Despite a three-line whip from the party, around 14-15 MPs played truant on Monday, when the house took up voting on the opposition-sponsored amendments to the President’s address. The government managed to defeat the amendments with help from the Samajwadi Party, Trinamool Congress and Bahujan Samaj Party.
The case was similar in Rajya Sabha on Tuesday, when around seven Congress members absented themselves.
A three-line whip is a clear-cut directive from a political party to its members, seeking their presence in the house, and compliance with the party line, during a vote.Violation of the whip could lead to the expulsion of a member from the house under the anti-defection law.

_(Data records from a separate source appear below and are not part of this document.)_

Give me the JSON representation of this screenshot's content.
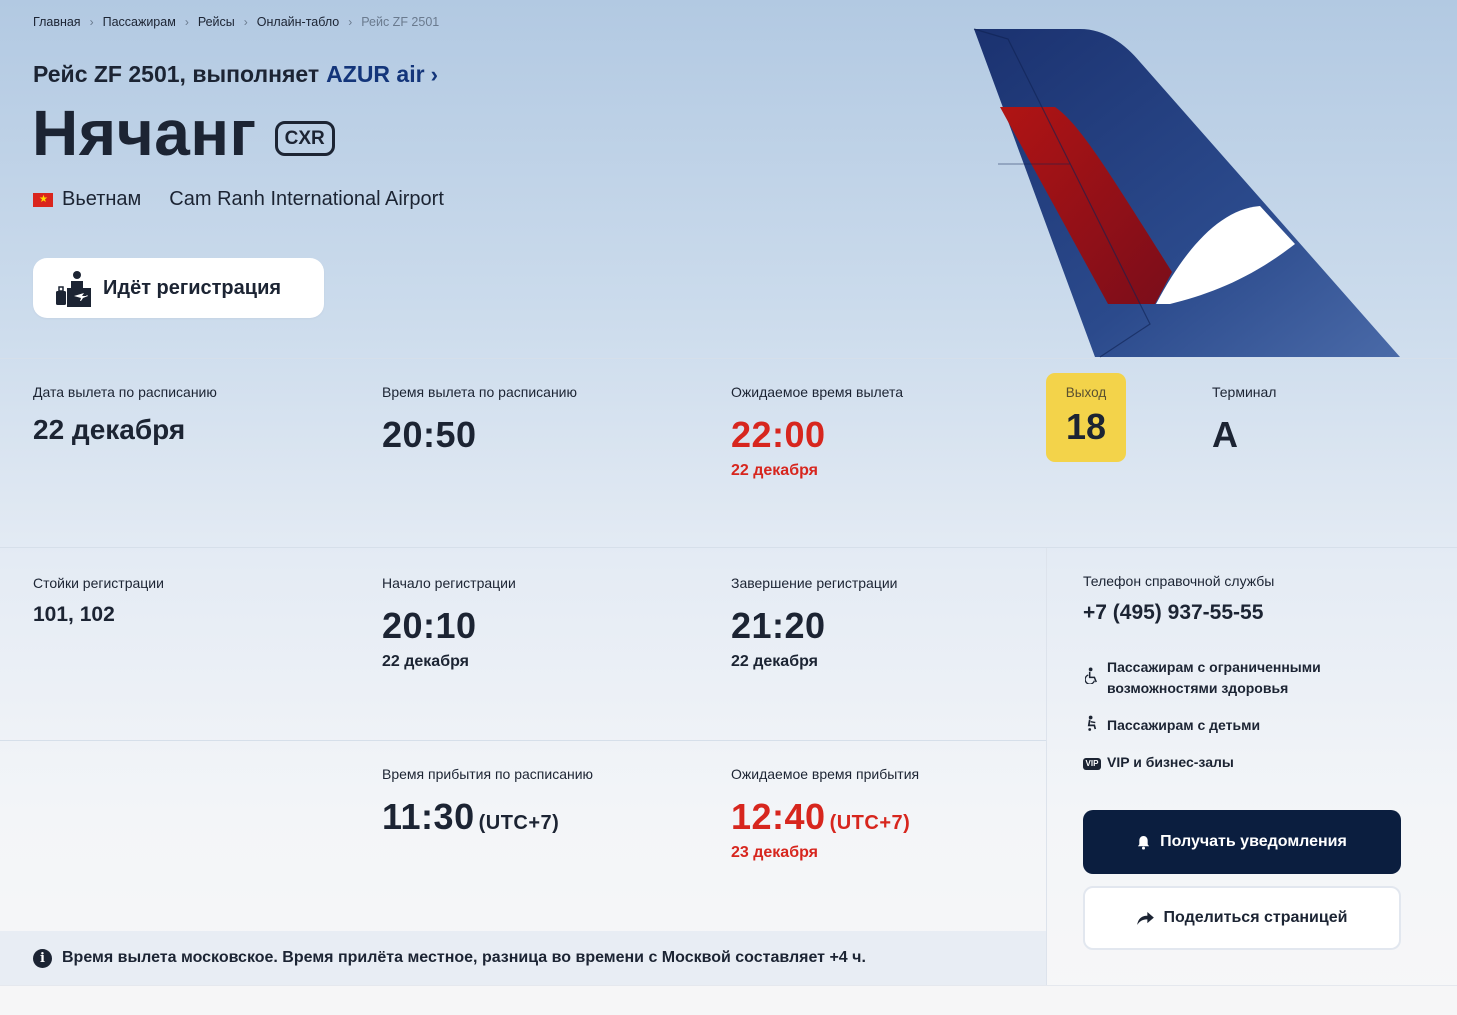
{
  "breadcrumb": [
    {
      "label": "Главная"
    },
    {
      "label": "Пассажирам"
    },
    {
      "label": "Рейсы"
    },
    {
      "label": "Онлайн-табло"
    },
    {
      "label": "Рейс ZF 2501"
    }
  ],
  "breadcrumb_separator": "›",
  "flight": {
    "prefix": "Рейс ZF 2501, выполняет",
    "airline": "AZUR air",
    "airline_chevron": "›",
    "city": "Нячанг",
    "iata": "CXR",
    "country": "Вьетнам",
    "airport": "Cam Ranh International Airport",
    "status": "Идёт регистрация"
  },
  "departure": {
    "sched_date_label": "Дата вылета по расписанию",
    "sched_date": "22 декабря",
    "sched_time_label": "Время вылета по расписанию",
    "sched_time": "20:50",
    "expected_label": "Ожидаемое время вылета",
    "expected_time": "22:00",
    "expected_date": "22 декабря",
    "gate_label": "Выход",
    "gate": "18",
    "terminal_label": "Терминал",
    "terminal": "A"
  },
  "checkin": {
    "counters_label": "Стойки регистрации",
    "counters": "101, 102",
    "start_label": "Начало регистрации",
    "start_time": "20:10",
    "start_date": "22 декабря",
    "end_label": "Завершение регистрации",
    "end_time": "21:20",
    "end_date": "22 декабря"
  },
  "arrival": {
    "sched_label": "Время прибытия по расписанию",
    "sched_time": "11:30",
    "sched_tz": "(UTC+7)",
    "expected_label": "Ожидаемое время прибытия",
    "expected_time": "12:40",
    "expected_tz": "(UTC+7)",
    "expected_date": "23 декабря"
  },
  "sidebar": {
    "phone_label": "Телефон справочной службы",
    "phone": "+7 (495) 937-55-55",
    "links": [
      {
        "label_line1": "Пассажирам с ограниченными",
        "label_line2": "возможностями здоровья",
        "icon": "wheelchair-icon"
      },
      {
        "label": "Пассажирам с детьми",
        "icon": "stroller-icon"
      },
      {
        "label": "VIP и бизнес-залы",
        "icon": "vip-icon",
        "badge": "VIP"
      }
    ],
    "notify_button": "Получать уведомления",
    "share_button": "Поделиться страницей"
  },
  "note": {
    "text": "Время вылета московское. Время прилёта местное, разница во времени с Москвой составляет +4 ч.",
    "icon_glyph": "i"
  },
  "colors": {
    "accent_red": "#d7261e",
    "gate_yellow": "#f3d34a",
    "primary_dark": "#0b1e3f",
    "airline_blue": "#13357a",
    "tail_blue": "#1f3a7a",
    "tail_red": "#c41a1a"
  }
}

Congress floor managers have also expressed concern over the absence of party MPs during discussions on bills and other important issues. “Most of them prefer to chat in the central hall, instead of participating in serious discussions being taken up in the house,” a senior party functionary said.
However, the Congress is unlikely to take such an extreme step, given the fact that the UPA has only a wafer-thin majority in Lok Sabha, and its numbers are well below the half-way mark in Rajya Sabha.
This was not the first instance of the kind in Lok Sabha. As many as 13 party MPs had failed to show up in the winter session last year, when the Lok Sabha took up voting on a bill that could have granted the Lokpal constitutional status. The bill was defeated.
After the incident, an infuriated Congress president Sonia Gandhi had sought a list of absentee members. Even in the past, she had expressed
concern over the absence of party MPs and asked them to treat Parliament issues more seriously.
Besides seeking written explanations from absentee members, the Congress is now mulling tough measures to check the trend. According to a source, attendance in the house is likely to become one of the key factors for the re-nomination of a sitting member.